A common response to this growing fear is to point to the increased capacity planned by network providers. Unfortunately, this avoids a basic issue: The Internet is designed for point-to-point communication and not the mass distribution of large media objects.

The rise of Internet-distributed video has been rightly lauded for democratizing video publication. Today, anyone with a camcorder or Webcam can create a hit video and distribute it worldwide.

And as consumers demand more video on their PCs, traditional media companies are stepping in with their own robust content. Hit shows currently watched by millions of viewers over traditional TV are increasingly redistributed on the Web. To watch our favorite shows whenever we want, we no longer need to use the arcane process pioneered by TiVo, whereby content is converted to an analog signal, broadcast and captured according to time codes and saved back into a digital file. We can now just get that file directly from the publisher.

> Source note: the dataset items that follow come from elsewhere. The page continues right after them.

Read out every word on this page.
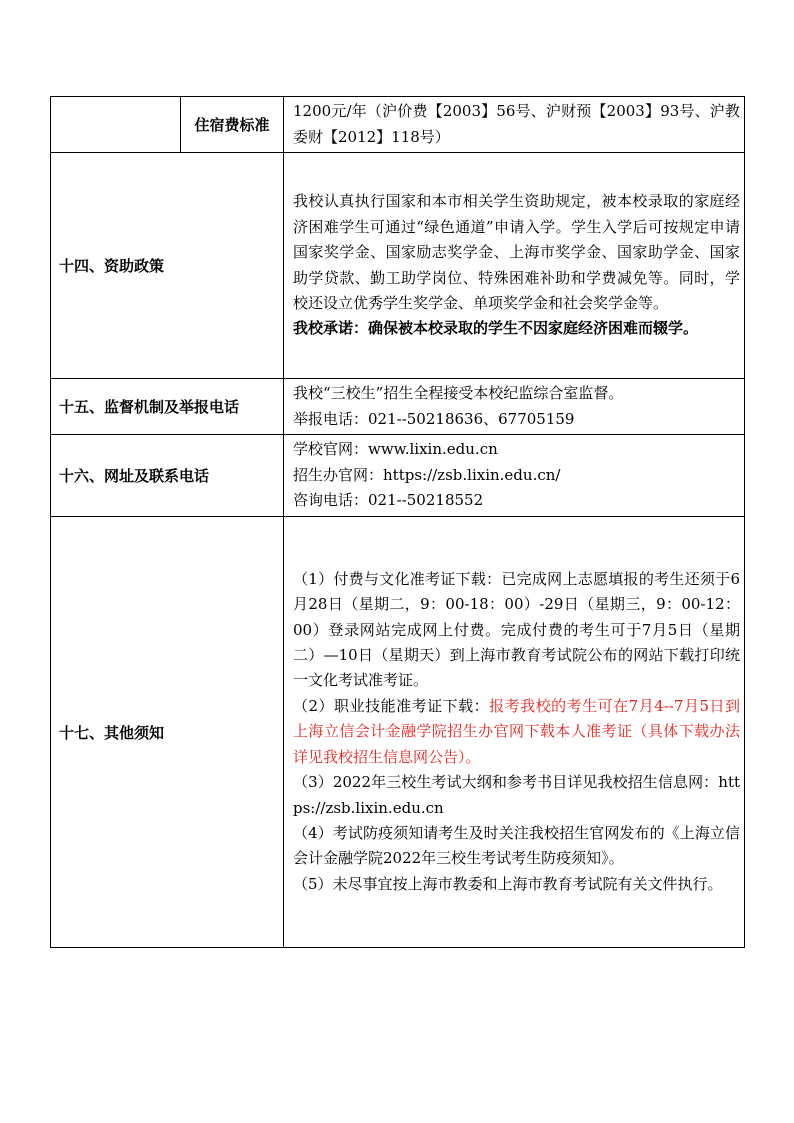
	住宿费标准	1200元/年（沪价费【2003】56号、沪财预【2003】93号、沪教委财【2012】118号）

十四、资助政策		我校认真执行国家和本市相关学生资助规定，被本校录取的家庭经济困难学生可通过“绿色通道”申请入学。学生入学后可按规定申请国家奖学金、国家励志奖学金、上海市奖学金、国家助学金、国家助学贷款、勤工助学岗位、特殊困难补助和学费减免等。同时，学校还设立优秀学生奖学金、单项奖学金和社会奖学金等。

我校承诺：确保被本校录取的学生不因家庭经济困难而辍学。

十五、监督机制及举报电话		我校“三校生”招生全程接受本校纪监综合室监督。

举报电话：021--50218636、67705159

十六、网址及联系电话		学校官网：www.lixin.edu.cn

招生办官网：https://zsb.lixin.edu.cn/

咨询电话：021--50218552

十七、其他须知		（1）付费与文化准考证下载：已完成网上志愿填报的考生还须于6月28日（星期二，9：00-18：00）-29日（星期三，9：00-12：00）登录网站完成网上付费。完成付费的考生可于7月5日（星期二）—10日（星期天）到上海市教育考试院公布的网站下载打印统一文化考试准考证。

（2）职业技能准考证下载：报考我校的考生可在7月4--7月5日到上海立信会计金融学院招生办官网下载本人准考证（具体下载办法详见我校招生信息网公告）。

（3）2022年三校生考试大纲和参考书目详见我校招生信息网：https://zsb.lixin.edu.cn

（4）考试防疫须知请考生及时关注我校招生官网发布的《上海立信会计金融学院2022年三校生考试考生防疫须知》。

（5）未尽事宜按上海市教委和上海市教育考试院有关文件执行。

However, broadcast is far more ideal for mass-market video distribution than the Internet. Whether there are 10 viewers or 10,000, the economics are the same.

Over the Internet, it costs 1,000 times more to reach those 10,000 viewers. That is because the identical file is sent to 10,000 end points individually. Peer-to-peer (P2P) methods may hide this cost by offloading the bandwidth to the users, but the fundamentals do not change.

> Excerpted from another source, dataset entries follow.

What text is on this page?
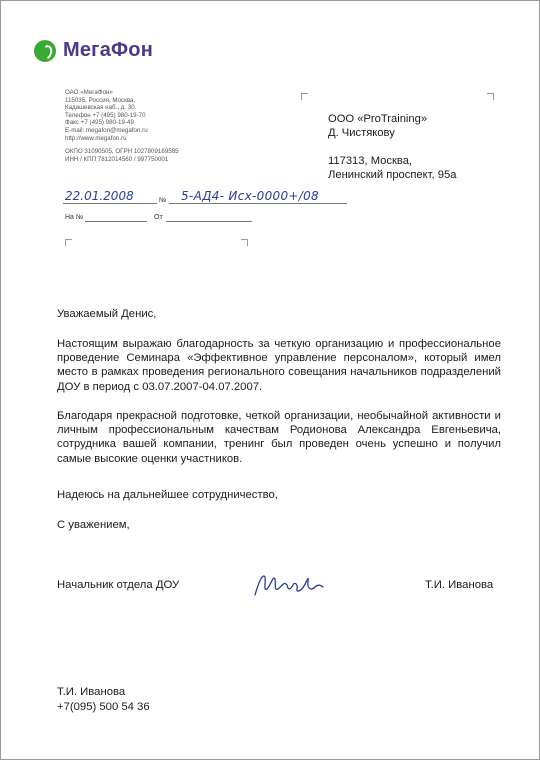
МегаФон
ОАО «МегаФон»
115035, Россия, Москва,
Кадашевская наб., д. 30.
Телефон +7 (495) 980-19-70
Факс +7 (495) 980-19-49
E-mail: megafon@megafon.ru
http://www.megafon.ru
ОКПО 31090505, ОГРН 1027809169585
ИНН / КПП 7812014560 / 997750001
ООО «ProTraining»
Д. Чистякову
117313, Москва,
Ленинский проспект, 95а
22.01.2008	№ 5-АД4- Исх-0000+/08
На №	От
Уважаемый Денис,

Настоящим выражаю благодарность за четкую организацию и профессиональное проведение Семинара «Эффективное управление персоналом», который имел место в рамках проведения регионального совещания начальников подразделений ДОУ в период с 03.07.2007-04.07.2007.

Благодаря прекрасной подготовке, четкой организации, необычайной активности и личным профессиональным качествам Родионова Александра Евгеньевича, сотрудника вашей компании, тренинг был проведен очень успешно и получил самые высокие оценки участников.

Надеюсь на дальнейшее сотрудничество,
С уважением,
Начальник отдела ДОУ	Т.И. Иванова
Т.И. Иванова
+7(095) 500 54 36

What few people realize is that the Internet can broadcast, with all the efficiencies that it affords, through a process called multicasting. In this process, a file is sent with no particular receiver identified, however multiple receivers can “listen” for that file and grab it as it comes by. If a cable provider identifies that hundreds of users within a given proximity are regularly downloading full high-definition copies of a television show, that provider could recoup the drain on its network by multicasting each new episode. The content provider avoids the delivery cost and the network operator is able to allocate more bandwidth for voice-over-Internet protocol and other services.

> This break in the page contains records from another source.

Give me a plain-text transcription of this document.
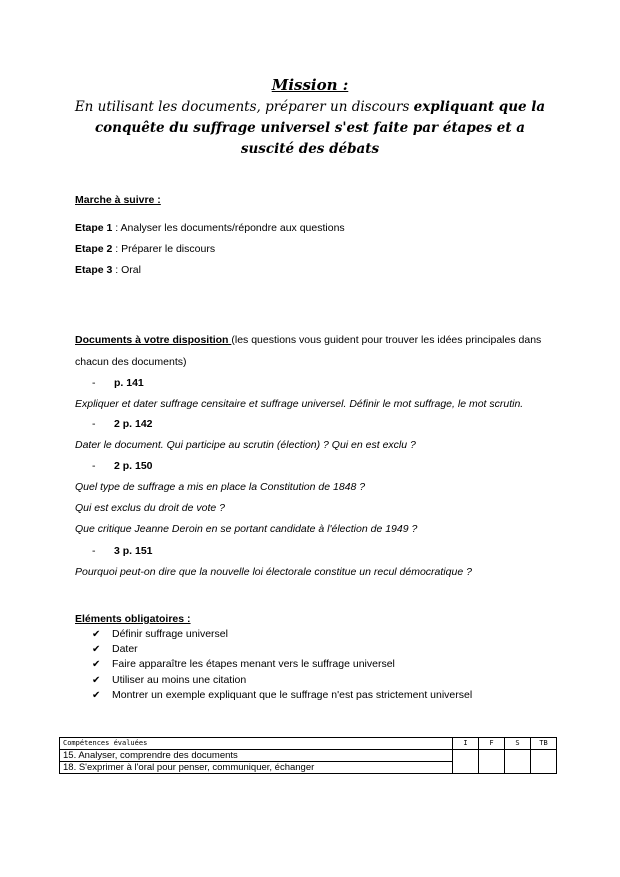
Mission :
En utilisant les documents, préparer un discours expliquant que la conquête du suffrage universel s'est faite par étapes et a suscité des débats
Marche à suivre :
Etape 1 : Analyser les documents/répondre aux questions
Etape 2 : Préparer le discours
Etape 3 : Oral
Documents à votre disposition (les questions vous guident pour trouver les idées principales dans
chacun des documents)
- p. 141
Expliquer et dater suffrage censitaire et suffrage universel. Définir le mot suffrage, le mot scrutin.
- 2 p. 142
Dater le document. Qui participe au scrutin (élection) ? Qui en est exclu ?
- 2 p. 150
Quel type de suffrage a mis en place la Constitution de 1848 ?
Qui est exclus du droit de vote ?
Que critique Jeanne Deroin en se portant candidate à l'élection de 1949 ?
- 3 p. 151
Pourquoi peut-on dire que la nouvelle loi électorale constitue un recul démocratique ?
Eléments obligatoires :
✔ Définir suffrage universel
✔ Dater
✔ Faire apparaître les étapes menant vers le suffrage universel
✔ Utiliser au moins une citation
✔ Montrer un exemple expliquant que le suffrage n'est pas strictement universel
Compétences évaluées	I	F	S	TB
15. Analyser, comprendre des documents				
18. S'exprimer à l'oral pour penser, communiquer, échanger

Many startup video distributors have dreams of becoming cable companies, offering thousands of high-quality video channels over the Internet with no geographical restrictions to their growth. However, underlying their business model is the fact that they are offering a competitive service over the very same pipes operated by their competition.

A better approach is to work with the cable infrastructure and build a true broadcast network for content that is by its nature designed for mass-market distribution.

The beauty of the Internet is that it can go both ways. Point-to-point distribution of video from small and independent producers should be encouraged, but broadcast is best for distributing the next episode of a widely popular TV show.

In either case, persons wishing to view videos get files on their hard drives. But the efficiencies gained through multicast make the Net better for everyone.